Fermiamoci please in religioso silenzio.
Amo l’arte del cinema e dei suoi derivati, come le serie televisive, quando il loro esistere tocca corde interiori che sono relative a tutti gli esseri umani. Intendo dire quelle emozioni e sensazioni che nascono quando si guarda un quadro oppure la cupola di una moschea o la facciata di una chiesa.
Nic Pizzolatto, sceneggiatore di razza, creò dal suo genio la serie True Detective nel 2014. Lo schema narrativo sembrava semplice: due detective affrontavano un caso d’omicidio e durante lo svolgersi delle indagini la storia si allargava all’analisi introspettiva dei protagonisti. Come se il caso da risolvere fosse la scusa per altro. L’indagine vera era nell’animo umano.

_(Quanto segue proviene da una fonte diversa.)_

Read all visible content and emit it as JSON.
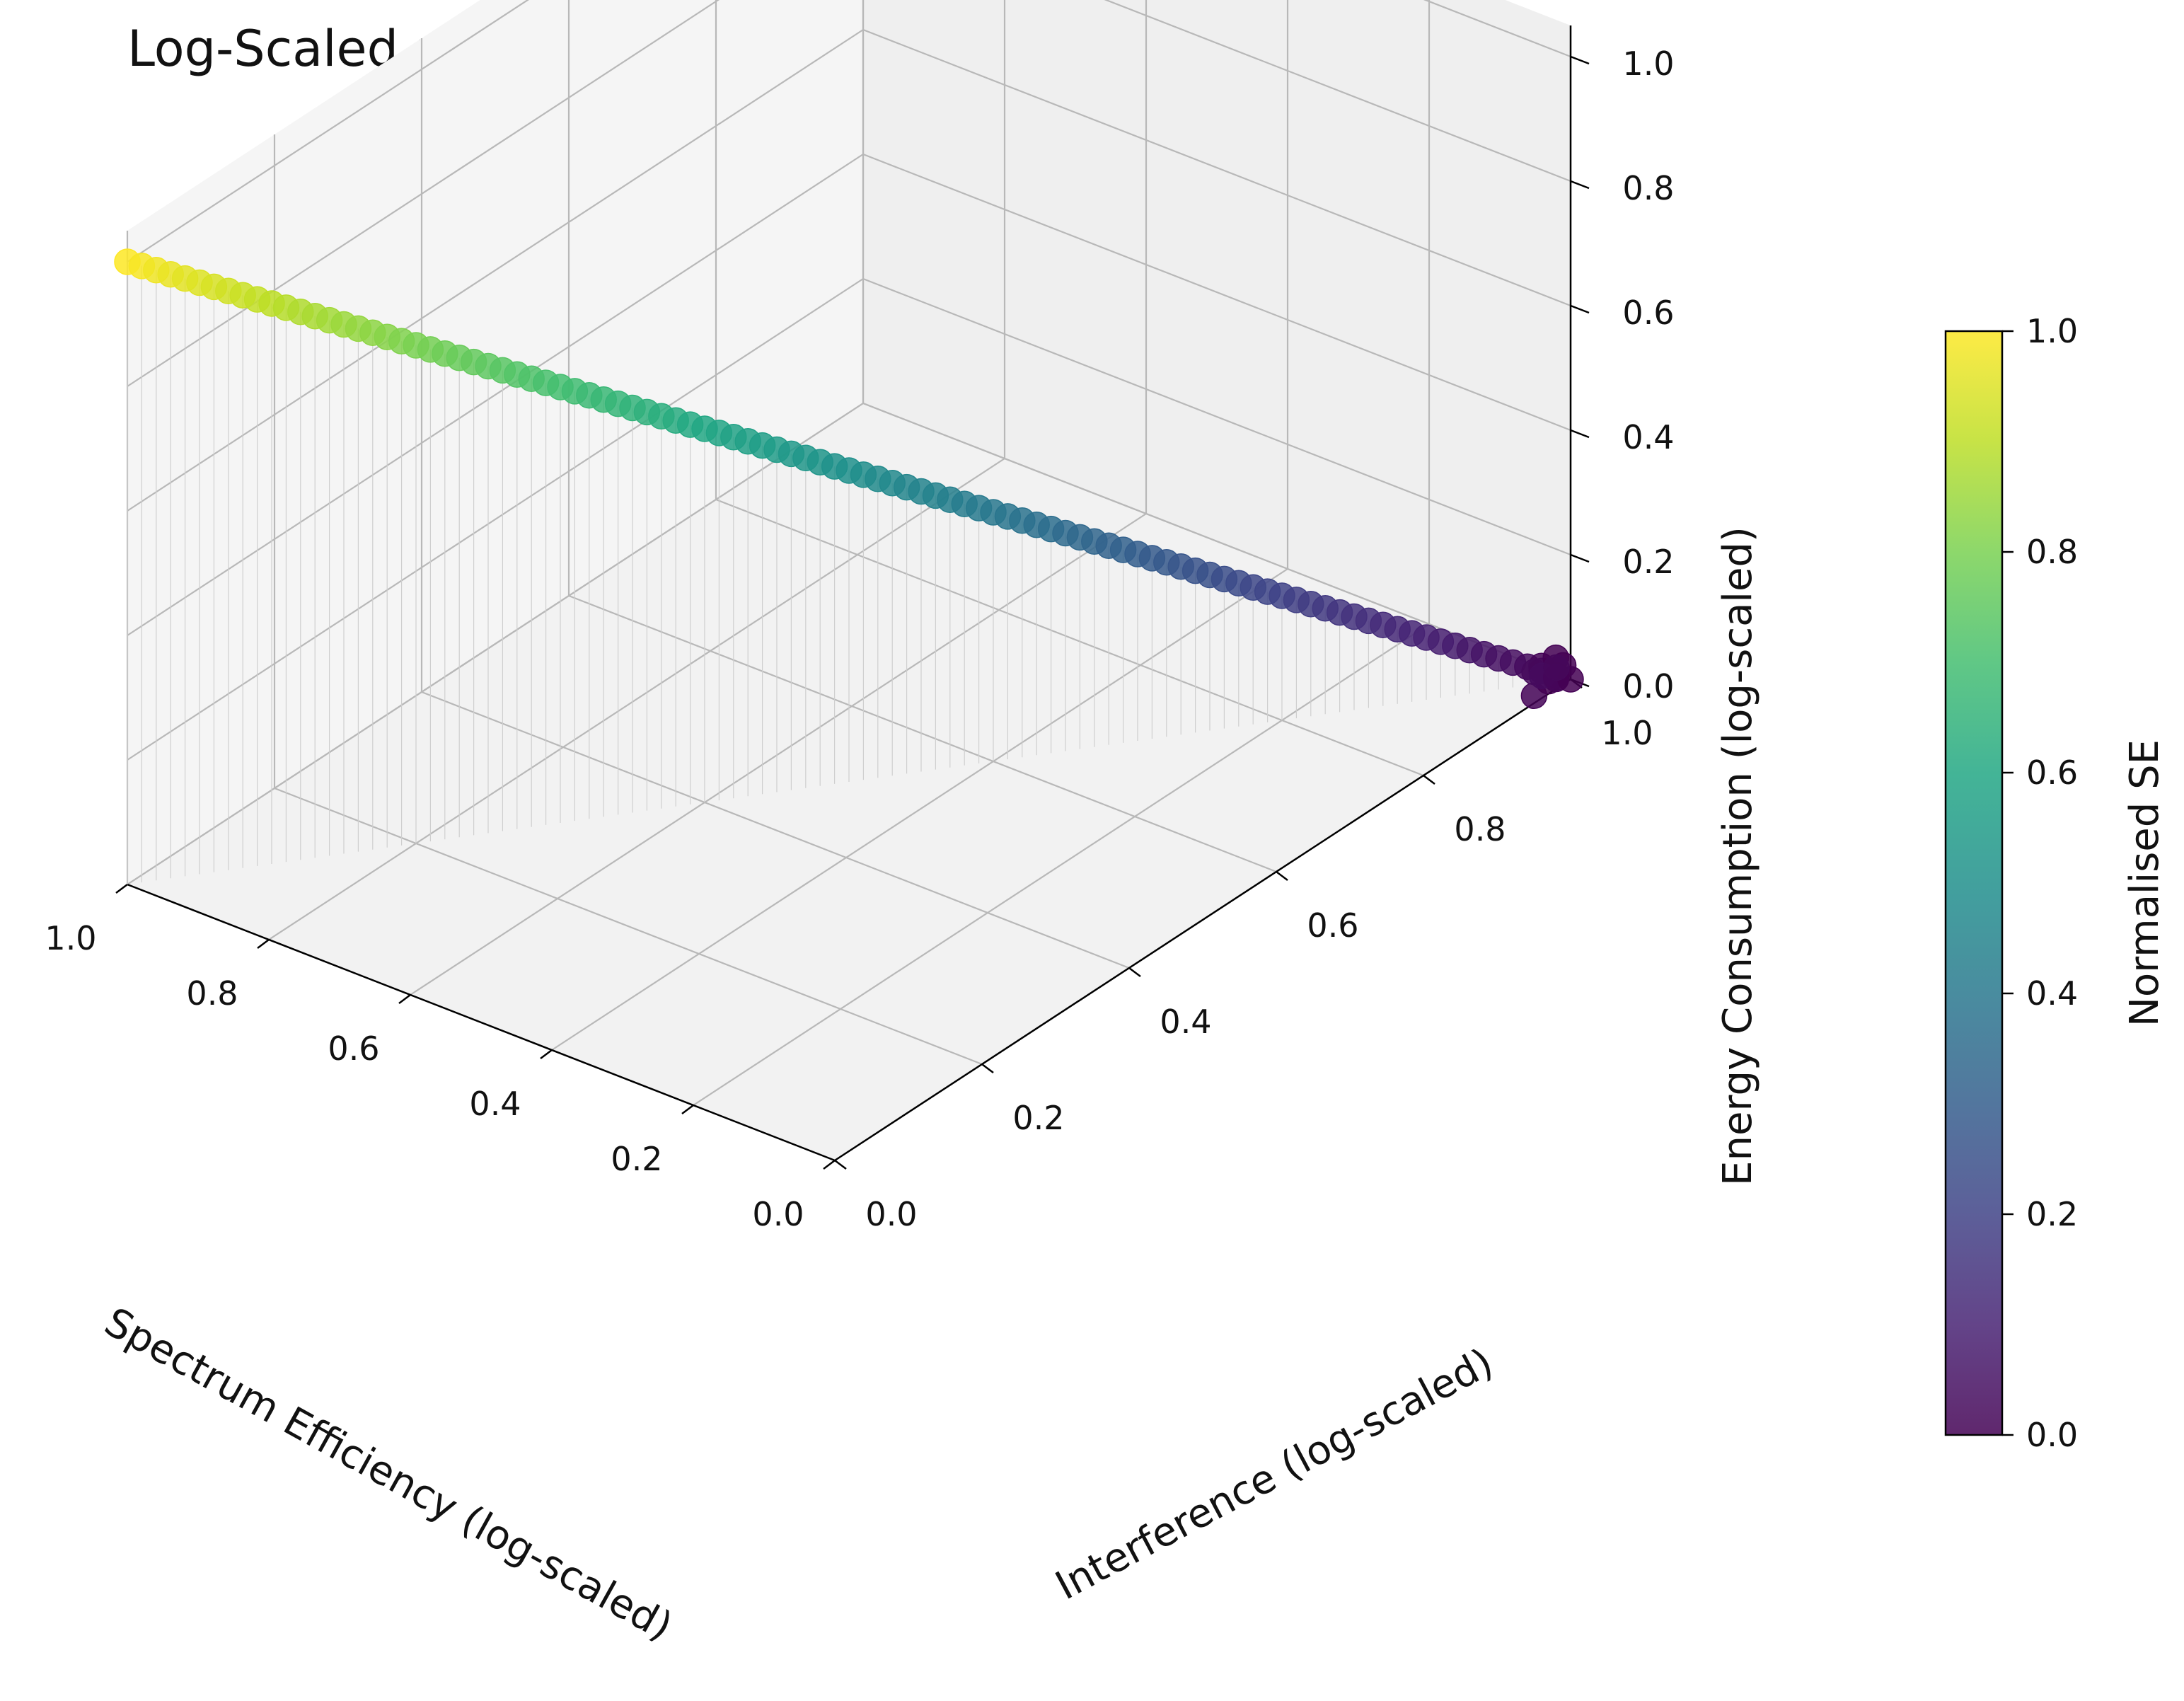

La prima serie fu un successo clamoroso. I due detective, Matthew McConaughey e Woody Harrelson (rispettivamente Rustin “Rust” Cohle e Martin “Marty” Hart) portarono la serie a vette molto alte dove soprattutto il personaggio di Rust ci introdusse nei meandri della sua anima disquisendo su psicologia e filosofia e mettendo a nudo l’essere umano che dovrebbe essere in noi.
La seconda, forse con troppi personaggi, non fu all’altezza della prima. Tiepido svolgimento, tiepida risposta. Forse perchè l’aspettativa di tutti era molto alta.
E siamo arrivati ai giorni nostri. Pizzolatto, memore del passato, riporta la serie alle origini e la rende più intima. Anche qui abbiamo due detective, Hays (Mahershala Ali) e Quest (Stephen Dorff), che nello stato dell’Arkansas iniziano ad indagare sulla scomparsa di due fratelli Purcell che lasciarono la loro casa in bicicletta per non tornarvi più. L’ennesimo colpo di genio che rende questa serie un’opera d’arte viene dal fatto che Pizzolatto sviluppa il racconto durante tre anni differenti: 1980, 1990 e 2015 intersecandoli tra di loro. Nodo centrale dell’intero racconto è l’Ispettore Hays che è recitato da un mastodontico Mahershala Ali. Hays, personaggio oscuro e solitario, reduce del Vietnam, che si butta anima e cuore nell’indagine rendendolo talmente personale che diventa una ricerca non solo dei ragazzini scomparsi ma anche di se stesso. Hays nel 1980 è un giovane ispettore che conosce Amelia (la brava e bella Carmen Ejogo) che poi sposerà. Dieci anni dopo Hays ha due figli e siccome l’indagine viene ripresa in quanto mai conclusa, racconta tutto alla moglie che scrive un libro sui fatti. La grandezza di questo bravissimo attore comunque si vede nel personaggio di Hays ormai settantenne e colpito da alzheimer. Ali, truccato magnificamente, ci dona un Hays fragile e vecchio che vive tutta la sua debolezza con sguardi persi e smarriti.
Difficile per me scrivere tutte le sfumature e le storie che fanno parte di queste 8 episodi (produzione HBO trasmessa su Sky Atlantic in Italia) e ancora oggi, dopo aver visto l’episodio finale, le emozioni di questo bellissimo racconto hanno difficoltà a lasciarmi.
Alla fine si comprende tutto dell’indagine, ma nonostante questo lo sguardo smarrito di un uomo perso in una giungla ci rende la grandezza di un’opera che è destinata a lasciare il segno.
La vita alla fine diventa un puzzle dove i pezzi vanno sempre messi nel loro ordine, anche se ne manca qualcuno, e dove ci vuole poco per ritrovare il disegno originale. Succede anche che abbiamo in mano il pezzo più importante, ma ci dimentichiamo dove va messo.
Questa a volte è la grandezza della vita, e grazie a opere come True Detective a volte ce ne ricordiamo.